His falsehoods include, but are not limited to, the promotion of celebrations such as Christmas and Easter and worshipping on Sunday, the first day of the week (rather than the biblically commanded seventh-day Sabbath). Yet Jesus Christ and His disciples never observed or taught these. As even the New Catholic Encyclopedia admits:
“The earliest Christians did not immediately dissociate themselves from the observance of the Jewish feasts [actually the Lord’s feasts of Leviticus 23]. Many references in the N[ew] T[estament] indicate that Jesus and His disciples, as well as the early Palestinian Christian communities [that is, God’s Church as referred to in the book of Acts and other New Testament letters], observed the Sabbath and the major annual [biblical] festivals” (1967, “Early Christian Feasts,” Vol. 5, p. 867; see also Alexander Hislop, The Two Babylons, 1959, pp. 93-97, 103-104).
Fake news as a lie
God’s Ninth Commandment condemns lying (Exodus 20:16). Jesus brands Satan a liar and the originator of lying (John 8:44). Lying is sin, which God hates (Proverbs 6:16-19). Those who persist in this sin will ultimately suffer permanent death in the lake of fire (Romans 6:23; Revelation 21:8).
Satan’s propagation of fake news has corrupted humankind from creation, and he is dedicated to the annihilation of human life (Isaiah 14:6; Isaiah 14:17; Matthew 24:21-22; Revelation 12:9; Revelation 12:12). God’s good news, in contrast, is healing, hopeful and peaceful, and it leads to everlasting life.

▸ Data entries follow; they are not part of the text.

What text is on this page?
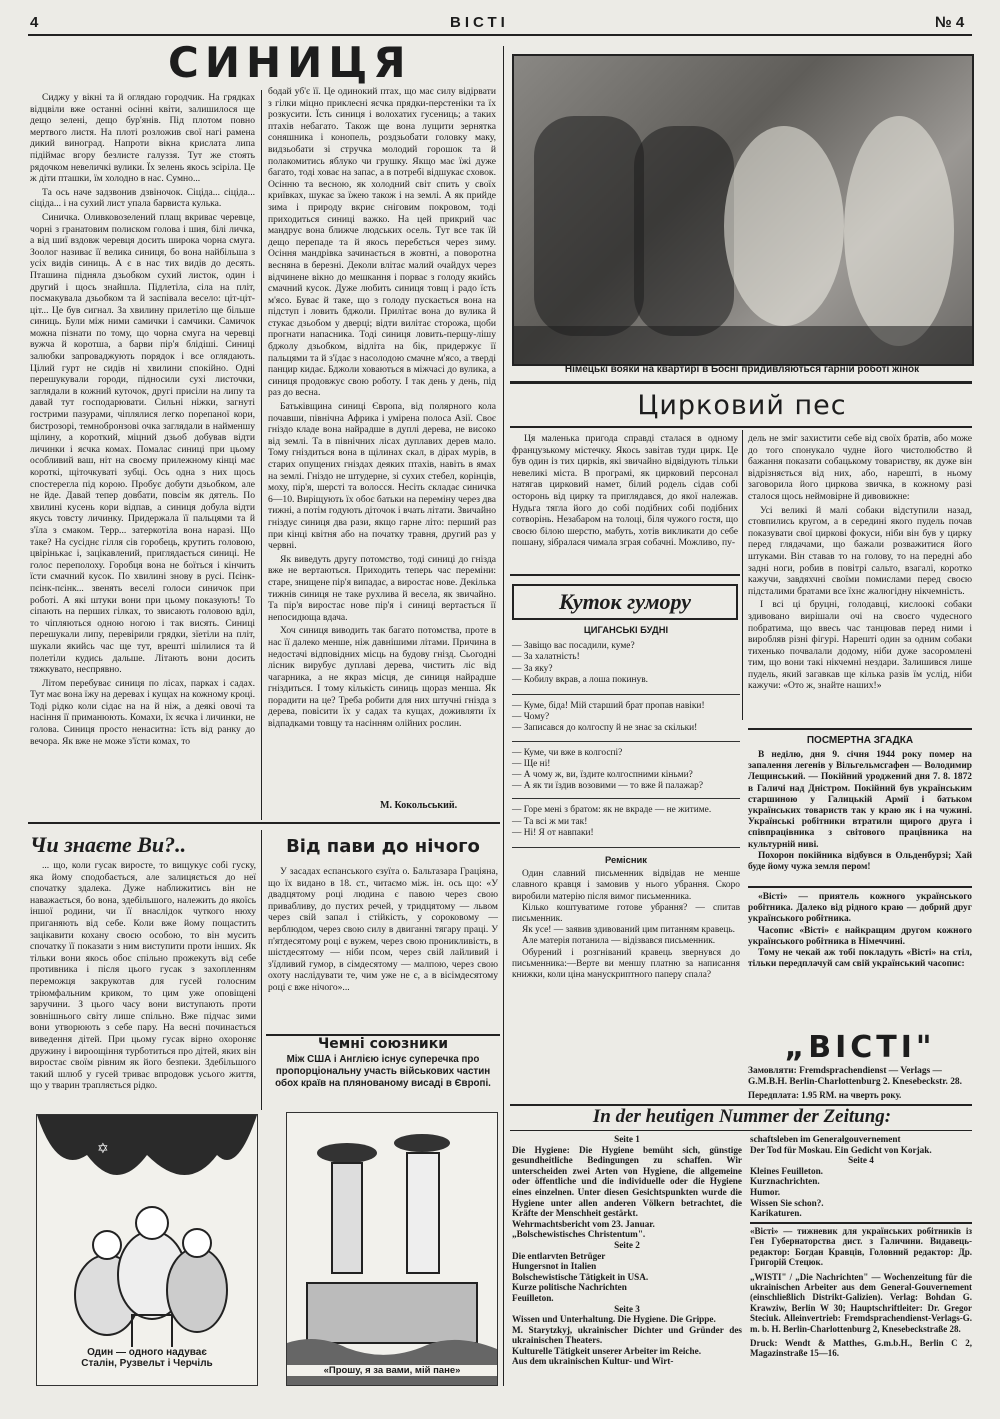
4	ВІСТІ	№ 4
СИНИЦЯ

Сиджу у вікні та й оглядаю городчик. На грядках відцвіли вже останні осінні квіти, залишилося ще дещо зелені, дещо бур'янів. Під плотом повно мертвого листя. На плоті розложив свої нагі рамена дикий виноград. Напроти вікна крислата липа підіймає вгору безлисте галуззя. Тут же стоять рядочком невеличкі вулики. Їх зелень якось зсіріла. Це ж діти пташки, їм холодно в нас. Сумно...

Та ось наче задзвонив дзвіночок. Сіціда... сіціда... сіціда... і на сухий лист упала барвиста кулька.

Синичка. Оливковозелений плащ вкриває черевце, чорні з гранатовим полиском голова і шия, білі личка, а від шиї вздовж черевця досить широка чорна смуга. Зоолог називає її велика синиця, бо вона найбільша з усіх видів синиць. А є в нас тих видів до десять. Пташина підняла дзьобком сухий листок, один і другий і щось знайшла. Підлетіла, сіла на пліт, посмакувала дзьобком та й заспівала весело: цiт-цiт-цiт... Це був сигнал. За хвилину прилетіло ще більше синиць. Були між ними самички і самчики. Самичок можна пізнати по тому, що чорна смуга на черевці вужча й коротша, а барви пір'я блідіші. Синиці залюбки запроваджують порядок і все оглядають. Цілий гурт не сидів ні хвилини спокійно. Одні перешукували городи, підносили сухі листочки, заглядали в кожний куточок, другі присіли на липу та давай тут господарювати. Сильні ніжки, загнуті гострими пазурами, чіплялися легко порепаної кори, бистрозорі, темнобронзові очка заглядали в найменшу щілину, а короткий, міцний дзьоб добував відти личинки і яєчка комах. Помалас синиці при цьому особливий ваш, ніт на своєму прилежному кінці має короткі, щіточкуваті зубці. Ось одна з них щось спостерегла під корою. Пробує добути дзьобком, але не йде. Давай тепер довбати, повсім як дятель. По хвилині кусень кори відпав, а синиця добула відти якусь товсту личинку. Придержала її пальцями та й з'їла з смаком. Терр... затеркотіла вона наразі. Що таке? На сусіднє гілля сів горобець, крутить головою, цвірінькає і, зацікавлений, приглядається синиці. Не голос переполоху. Горобця вона не боїться і кінчить їсти смачний кусок. По хвилині знову в русі. Пєінк-пєінк-пєінк... звенять веселі голоси синичок при роботі. А які штуки вони при цьому показують! То сіпають на перших гілках, то звисають головою вділ, то чіпляються одною ногою і так висять. Синиці перешукали липу, перевірили грядки, зїетіли на пліт, шукали якийсь час ще тут, врешті шілилися та й полетіли кудись дальше. Літають вони досить тяжкувато, неспрявно.

Літом перебуває синиця по лісах, парках і садах. Тут має вона їжу на деревах і кущах на кожному кроці. Тоді рідко коли сідає на на й ніж, а деякі овочі та насіння її приманюють. Комахи, їх яєчка і личинки, не голова. Синиця просто ненаситна: їсть від ранку до вечора. Як вже не може з'їсти комах, то

бодай уб'є її. Це одинокий птах, що має силу відірвати з гілки міцно приклеєні яєчка прядки-перстеніки та їх розкусити. Їсть синиця і волохатих гусениць; а таких птахів небагато. Також ще вона лущити зернятка соняшника і конопель, роздзьобати головку маку, видзьобати зі стручка молодий горошок та й полакомитись яблуко чи грушку. Якщо має їжі дуже багато, тоді ховає на запас, а в потребі відшукає сховок. Осінню та весною, як холодний світ спить у своїх криївках, шукає за їжею також і на землі. А як прийде зима і природу вкриє сніговим покровом, тоді приходиться синиці важко. На цей прикрий час мандрує вона ближче людських осель. Тут все так їй дещо перепаде та й якось перебється через зиму. Осіння мандрівка зачинається в жовтні, а поворотна весняна в березні. Деколи влітає малий очайдух через відчинене вікно до мешкання і порває з голоду якийсь смачний кусок. Дуже любить синиця товщ і радо їсть м'ясо. Буває й таке, що з голоду пускається вона на підступ і ловить бджоли. Прилітає вона до вулика й стукає дзьобом у дверці; відти вилітає сторожа, щоби прогнати напасника. Тоді синиця ловить-перщу-лішу бджолу дзьобком, відліта на бік, придержує її пальцями та й з'їдає з насолодою смачне м'ясо, а тверді панцир кидає. Бджоли ховаються в міжчасі до вулика, а синиця продовжує свою роботу. І так день у день, під раз до весна.

Батьківщина синиці Європа, від полярного кола почавши, північна Африка і умірена полоса Азії. Своє гніздо кладе вона найрадше в дуплі дерева, не високо від землі. Та в північних лісах дуплавих дерев мало. Тому гніздиться вона в щілинах скал, в дірах мурів, в старих опущених гніздах деяких птахів, навіть в ямах на землі. Гніздо не штудерне, зі сухих стебел, корінців, моху, пір'я, шерсті та волосся. Несіть складає синичка 6—10. Виріщують їх обоє батьки на переміну через два тижні, а потім годують діточок і вчать літати. Звичайно гніздує синиця два рази, якщо гарне літо: перший раз при кінці квітня або на початку травня, другий раз у червні.

Як виведуть другу потомство, тоді синиці до гнізда вже не вертаються. Приходить теперь час переміни: старе, знищене пір'я випадає, а виростає нове. Декілька тижнів синиця не таке рухлива й весела, як звичайно. Та пір'я виростає нове пір'я і синиці вертається її непосидюща вдача.

Хоч синиця виводить так багато потомства, проте в нас її далеко менше, ніж давнішими літами. Причина в недостачі відповідних місць на будову гнізд. Сьогодні ліcник вирубує дуплаві дерева, чистить ліс від чагарника, а не якраз місця, де синиця найрадше гніздиться. І тому кількість синиць щораз меншa. Як порадити на це? Треба робити для них штучні гнізда з дерева, повісити їх у садах та кущах, доживляти їх відпадками товщу та насінням олійних рослин.

М. Кокольський.
Німецькі вояки на квартирі в Босні придивляються гарній роботі жінок
Цирковий пес

Ця маленька пригода справді сталася в одному французькому містечку. Якось завітав туди цирк. Це був один із тих цирків, які звичайно відвідують тільки невеликі міста. В програмі, як цирковий персонал натягав цирковий намет, білий родель сідав собі осторонь від цирку та приглядався, до якої належав. Нудьга тягла його до собі подібних собі подібних сотворінь. Незабаром на толоці, біля чужого гостя, що своєю білою шерстю, мабуть, хотів викликати до себе пошану, зібралася чимала зграя собачні. Можливо, пу-

дель не зміг захистити себе від своїх братів, або може до того спонукало чудне його чистолюбство й бажання показати собацькому товариству, як дуже він відрізняється від них, або, нарешті, в ньому заговорила його циркова звичка, в кожному разі сталося щось неймовірне й дивовижне:

Усі великі й малі собаки відступили назад, стовпились кругом, а в середині якого пудель почав показувати свої циркові фокуси, ніби він був у цирку перед глядачами, що бажали розважитися його штуками. Він ставав то на голову, то на передні або задні ноги, робив в повітрі сальто, взагалі, коротко кажучи, завдяхчні своїми помислами перед своєю підсталими братами все їхнє жалюгідну нікчемність.

І всі ці бруцні, голодавці, кислоокі собаки здивовано вирішали очі на своєго чудесного побратима, що ввесь час танцював перед ними і виробляв різні фігурі. Нарешті один за одним собаки тихенько почвалали додому, ніби дуже засоромлені тим, що вони такі нікчемні нездари. Залишився лише пудель, який загавкав ще кілька разів їм услід, ніби кажучи: «Ото ж, знайте наших!»

Куток гумору
ЦИГАНСЬКІ БУДНІ
— Завіщо вас посадили, куме?
— За халатність!
— За яку?
— Кобилу вкрав, а лоша покинув.
— Куме, біда! Мій старший брат пропав навіки!
— Чому?
— Записався до колгоспу й не знає за скільки!
— Куме, чи вже в колгоспі?
— Ще ні!
— А чому ж, ви, їздите колгоспними кіньми?
— А як ти їздив возовими — то вже й палажар?
— Горе мені з братом: як не вкраде — не житиме.
— Та всі ж ми так!
— Ні! Я от навпаки!
Ремісник
Один славний письменник відвідав не менше славного кравця і замовив у нього убрання. Скоро виробили матерію після вимог письменника.
Кілько коштуватиме готове убрання? — спитав письменник.
Як усе! — заявив здивований цим питанням кравець.
Але матерія потанила — відізвався письменник.
Обурений і розгніваний кравець звернувся до письменника:—Верте ви меншу платню за написання книжки, коли ціна манускриптного паперу спала?
ПОСМЕРТНА ЗГАДКА
В неділю, дня 9. січня 1944 року помер на запалення легенів у Вільгельмсгафен — Володимир Лещинський. — Покійний уроджений дня 7. 8. 1872 в Галичі над Дністром. Покійний був українським старшиною у Галицькій Армії і батьком українських товариств так у краю як і на чужині. Українські робітники втратили щирого друга і співпрацівника з світового працівника на культурній ниві.
Похорон покійника відбувся в Ольденбурзі; Хай буде йому чужа земля пером!
«Вісті» — приятель кожного українського робітника. Далеко від рідного краю — добрий друг українського робітника.
Часопис «Вісті» є найкращим другом кожного українського робітника в Німеччині.
Тому не чекай аж тобі покладуть «Вісті» на стіл, тільки передплачуй сам свій український часопис:
„ВІСТІ"
Замовляти: Fremdsprachendienst — Verlags — G.M.B.H. Berlin-Charlottenburg 2. Knesebeckstr. 28.
Передплата: 1.95 RM. на чверть року.
In der heutigen Nummer der Zeitung:
Seite 1
Die Hygiene: Die Hygiene bemüht sich, günstige gesundheitliche Bedingungen zu schaffen. Wir unterscheiden zwei Arten von Hygiene, die allgemeine oder öffentliche und die individuelle oder die Hygiene eines einzelnen. Unter diesen Gesichtspunkten wurde die Hygiene unter allen anderen Völkern betrachtet, die Kräfte der Menschheit gestärkt.
Wehrmachtsbericht vom 23. Januar.
„Bolschewistisches Christentum".
Seite 2
Die entlarvten Betrüger
Hungersnot in Italien
Bolschewistische Tätigkeit in USA.
Kurze politische Nachrichten
Feuilleton.
Seite 3
Wissen und Unterhaltung. Die Hygiene. Die Grippe.
M. Starytzkyj, ukrainischer Dichter und Gründer des ukrainischen Theaters.
Kulturelle Tätigkeit unserer Arbeiter im Reiche.
Aus dem ukrainischen Kultur- und Wirt-
schaftsleben im Generalgouvernement
Der Tod für Moskau. Ein Gedicht von Korjak.
Seite 4
Kleines Feuilleton.
Kurznachrichten.
Humor.
Wissen Sie schon?.
Karikaturen.
«Вісті» — тижневик для українських робітників із Ген Губернаторства дист. з Галичини. Видавець-редактор: Богдан Кравців, Головний редактор: Др. Григорій Стецюк.
„WISTI" / „Die Nachrichten" — Wochenzeitung für die ukrainischen Arbeiter aus dem General-Gouvernement (einschließlich Distrikt-Galizien). Verlag: Bohdan G. Krawziw, Berlin W 30; Hauptschriftleiter: Dr. Gregor Steciuk. Alleinvertrieb: Fremdsprachendienst-Verlags-G. m. b. H. Berlin-Charlottenburg 2, Knesebeckstraße 28.
Druck: Wendt & Matthes, G.m.b.H., Berlin C 2, Magazinstraße 15—16.
Чи знаєте Ви?..

... що, коли гусак виросте, то вищукує собі гуску, яка йому сподобається, але залицяється до неї спочатку здалека. Дуже наближитись він не наважається, бо вона, здебільшого, належить до якоїсь іншої родини, чи її внаслідок чуткого нюху приганяють від себе. Коли вже йому пощастить зацікавити кохану своєю особою, то він мусить спочатку її показати з ним виступити проти інших. Як тільки вони якось обоє спільно прожекуть від себе противника і після цього гусак з захопленням переможця закрукотав для гусей голосним тріюмфальним криком, то цим уже оповіщені заручини. З цього часу вони виступають проти зовнішнього світу лише спільно. Вже підчас зими вони утворюють з себе пару. На весні починається виведення дітей. При цьому гусак вірно охороняє дружину і вироощіння турботиться про дітей, яких він виростає своїм рівним як його безпеки. Здебільшого такий шлюб у гусей триває впродовж усього життя, що у тварин трапляється рідко.

Від пави до нічого

У засадах еспанського єзуїта о. Бальтазара Граціяна, що їх видано в 18. ст., читаємо між. ін. ось що: «У двадцятому році людина є павою через свою привабливу, до пустих речей, у тридцятому — львом через свій запал і стійкість, у сороковому — верблюдом, через свою силу в двиганні тягару праці. У п'ятдесятому році є вужем, через свою проникливість, в шістдесятому — ніби псом, через свій лайливий і з'їдливий гумор, в сімдесятому — малпою, через свою охоту наслідувати те, чим уже не є, а в вісімдесятому році є вже нічого»...

Чемні союзники
Між США і Англією існує суперечка про пропорціональну участь військових частин обох країв на плянованому висаді в Європі.
✡
Один — одного надуває
Сталін, Рузвельт і Черчіль
«Прошу, я за вами, мій пане»
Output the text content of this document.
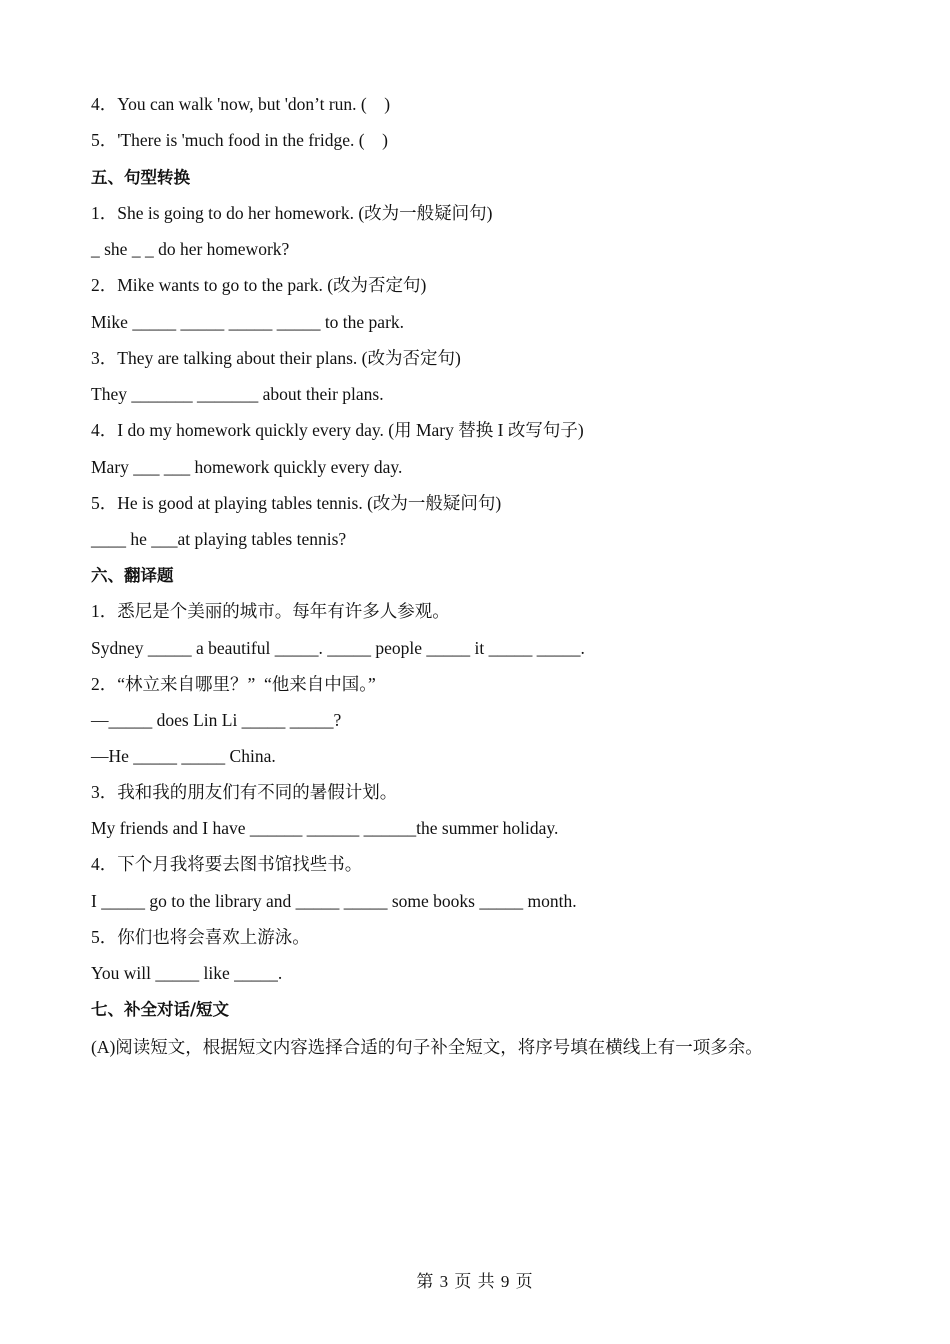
4．You can walk 'now, but 'don’t run. (    )
5．'There is 'much food in the fridge. (    )
五、句型转换
1．She is going to do her homework. (改为一般疑问句)
_ she _ _ do her homework?
2．Mike wants to go to the park. (改为否定句)
Mike _____ _____ _____ _____ to the park.
3．They are talking about their plans. (改为否定句)
They _______ _______ about their plans.
4．I do my homework quickly every day. (用 Mary 替换 I 改写句子)
Mary ___ ___ homework quickly every day.
5．He is good at playing tables tennis. (改为一般疑问句)
____ he ___at playing tables tennis?
六、翻译题
1．悉尼是个美丽的城市。每年有许多人参观。
Sydney _____ a beautiful _____. _____ people _____ it _____ _____.
2．“林立来自哪里？”  “他来自中国。”
—_____ does Lin Li _____ _____?
—He _____ _____ China.
3．我和我的朋友们有不同的暑假计划。
My friends and I have ______ ______ ______the summer holiday.
4．下个月我将要去图书馆找些书。
I _____ go to the library and _____ _____ some books _____ month.
5．你们也将会喜欢上游泳。
You will _____ like _____.
七、补全对话/短文
(A)阅读短文，根据短文内容选择合适的句子补全短文，将序号填在横线上有一项多余。
第 3 页 共 9 页
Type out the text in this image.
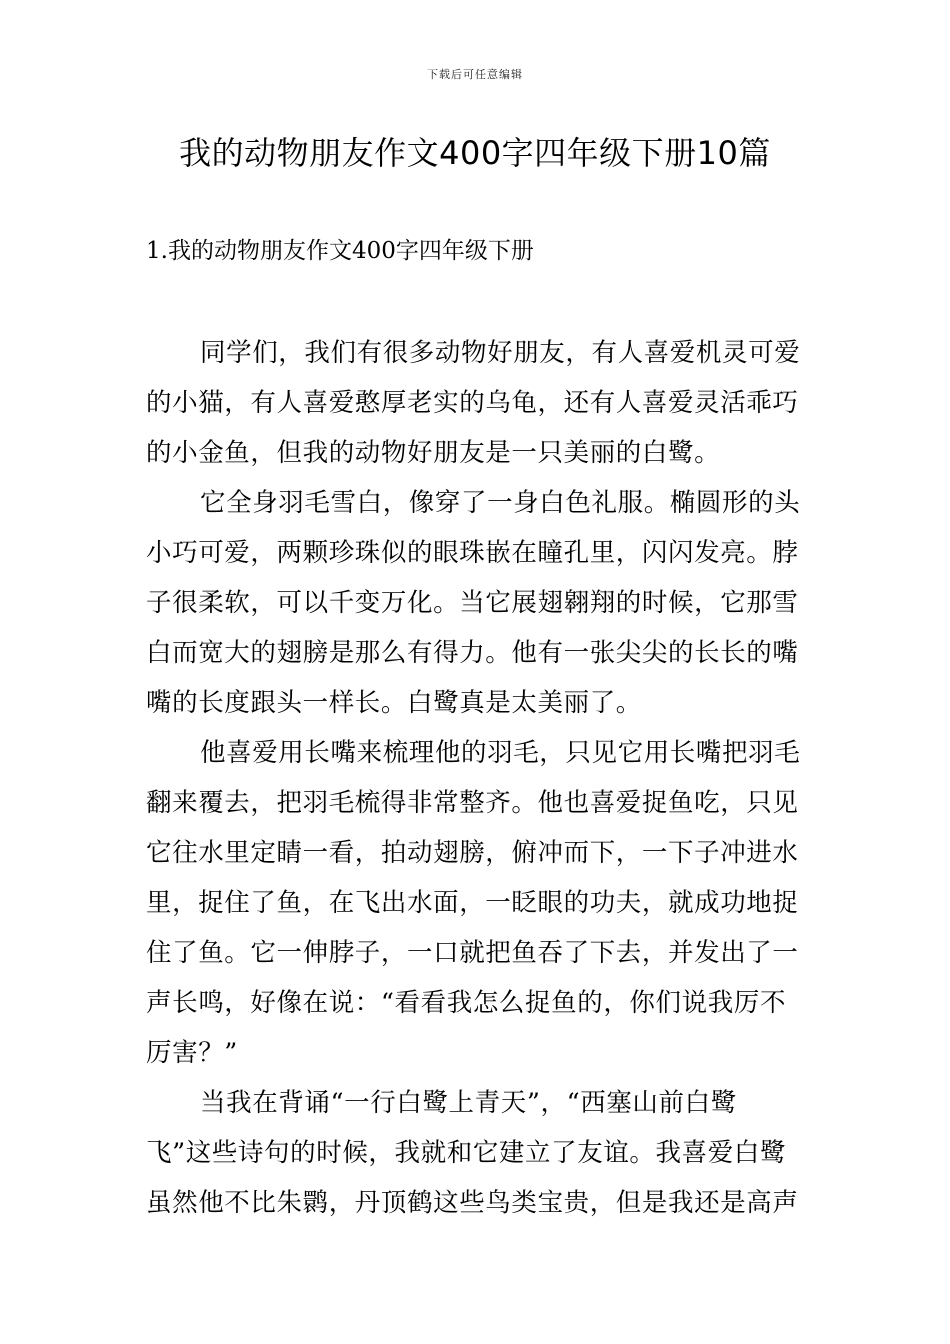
下载后可任意编辑
我的动物朋友作文400字四年级下册10篇
1.我的动物朋友作文400字四年级下册
同学们，我们有很多动物好朋友，有人喜爱机灵可爱
的小猫，有人喜爱憨厚老实的乌龟，还有人喜爱灵活乖巧
的小金鱼，但我的动物好朋友是一只美丽的白鹭。
它全身羽毛雪白，像穿了一身白色礼服。椭圆形的头
小巧可爱，两颗珍珠似的眼珠嵌在瞳孔里，闪闪发亮。脖
子很柔软，可以千变万化。当它展翅翱翔的时候，它那雪
白而宽大的翅膀是那么有得力。他有一张尖尖的长长的嘴
嘴的长度跟头一样长。白鹭真是太美丽了。
他喜爱用长嘴来梳理他的羽毛，只见它用长嘴把羽毛
翻来覆去，把羽毛梳得非常整齐。他也喜爱捉鱼吃，只见
它往水里定睛一看，拍动翅膀，俯冲而下，一下子冲进水
里，捉住了鱼，在飞出水面，一眨眼的功夫，就成功地捉
住了鱼。它一伸脖子，一口就把鱼吞了下去，并发出了一
声长鸣，好像在说：“看看我怎么捉鱼的，你们说我厉不
厉害？”
当我在背诵“一行白鹭上青天”，“西塞山前白鹭
飞”这些诗句的时候，我就和它建立了友谊。我喜爱白鹭
虽然他不比朱鹮，丹顶鹤这些鸟类宝贵，但是我还是高声
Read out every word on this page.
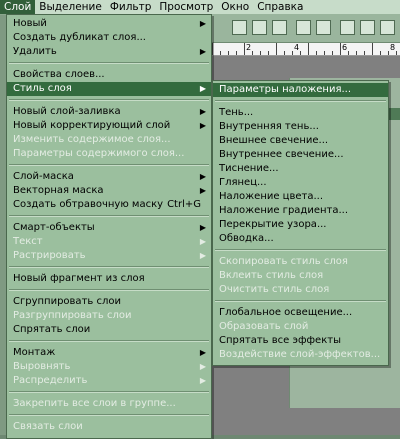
Слой Выделение Фильтр Просмотр Окно Справка
2	4	6	8
Новый	▶
Создать дубликат слоя...
Удалить	▶
Свойства слоев...
Стиль слоя	▶
Новый слой-заливка	▶
Новый корректирующий слой	▶
Изменить содержимое слоя...
Параметры содержимого слоя...
Слой-маска	▶
Векторная маска	▶
Создать обтравочную маску Ctrl+G
Смарт-объекты	▶
Текст	▶
Растрировать	▶
Новый фрагмент из слоя
Сгруппировать слои
Разгруппировать слои
Спрятать слои
Монтаж	▶
Выровнять	▶
Распределить	▶
Закрепить все слои в группе...
Связать слои
Параметры наложения...
Тень...
Внутренняя тень...
Внешнее свечение...
Внутреннее свечение...
Тиснение...
Глянец...
Наложение цвета...
Наложение градиента...
Перекрытие узора...
Обводка...
Скопировать стиль слоя
Вклеить стиль слоя
Очистить стиль слоя
Глобальное освещение...
Образовать слой
Спрятать все эффекты
Воздействие слой-эффектов...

The good news is that fake news will be gone after Jesus Christ establishes the Kingdom of God on earth following His return. Christmas, Easter and so many of today’s major religious beliefs, which are contrary to God, will become forgotten history (Mark 7:7; Isaiah 66:23). Humanity will then keep God’s holy laws and Sabbaths (Hebrews 8:10-11) that liberate us (James 1:25) from spiritual hoaxes and reveal God’s master plan of salvation for all humankind.
God’s good news will overwhelmingly triumph over Satan’s lies and fake news: “And you shall know the truth, and the truth shall make you free” (John 8:32).